If the t-test is used as a hypothesis test, then I would not know how to formulate the hypotheses I want to test, and I had no idea about the utility function to select reasonable error-rates. This is actually the same problem as to interpret the p-value in a significance test, only that here the problem comes before the experiment and is made more explicit.
However, I do agree that the analysis of multi-item variables as described for the stigma example is reasonable - when the individual items do measureing different aspects/features of "stigma". However, I have seen many examples (especially in the medical sciences) of multi-item scores where the different items measure completely different things, what renders any quantitative interpretation of the multi-item score impossible.
I don't know if I'm contributing "food for thought" or "adding fuel to the fire", but here a couple articles that I think are relevant. ;-)
Also, it seems to me that 5- and 7-point Likert-type items (which are quite commonly used) are not the same thing as ranks. Some observations:
With true ranks, it is possible to have no ties.
With Likert-type items, it is only possible to have no ties if the sample size is extremely small (in which case achieving statistical significance may be impossible, as noted by Ronán).
There are corrections for ties that can be used with the common rank-based tests, but they work best when there are no ties.

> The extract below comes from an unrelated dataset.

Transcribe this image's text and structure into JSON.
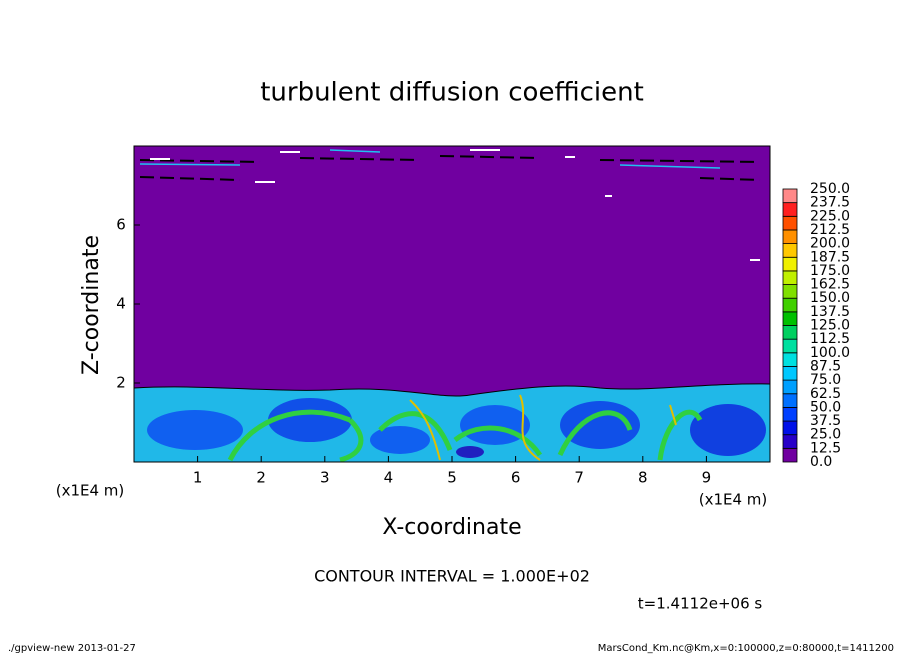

For these reasons, I think the use of rank-based (so-called) non-parametric tests with Likert-type outcome variables is misguided. I don't think that Mann, Whitney, Wilcoxon, Friedman et al. had Likert-type outcome variables in mind when they devised their tests.
Finally, the standard parametric tests may be robust for use with Likert-type items (as noted in the Norman article on "laws" of statistics), but I expect they are most robust when the distributions are unimodal and not too skewed (or at least with all distributions skewed in the same direction, and to about the same degree). As David said in his post, ordinal logistic regression is a nice way to analyze (a small number of) ordered categories.* And I believe that all of the major stats packages now have procedures for estimating such models.
* We could have another discussion, though, on just how important the parallel lines (or proportional odds) assumption is for such models. I have not used these types of models a lot, but it seems to me that the standard test of that assumption may become over-powered as the sample size increases. Perhaps David or someone else more experience than I with these models could comment on that.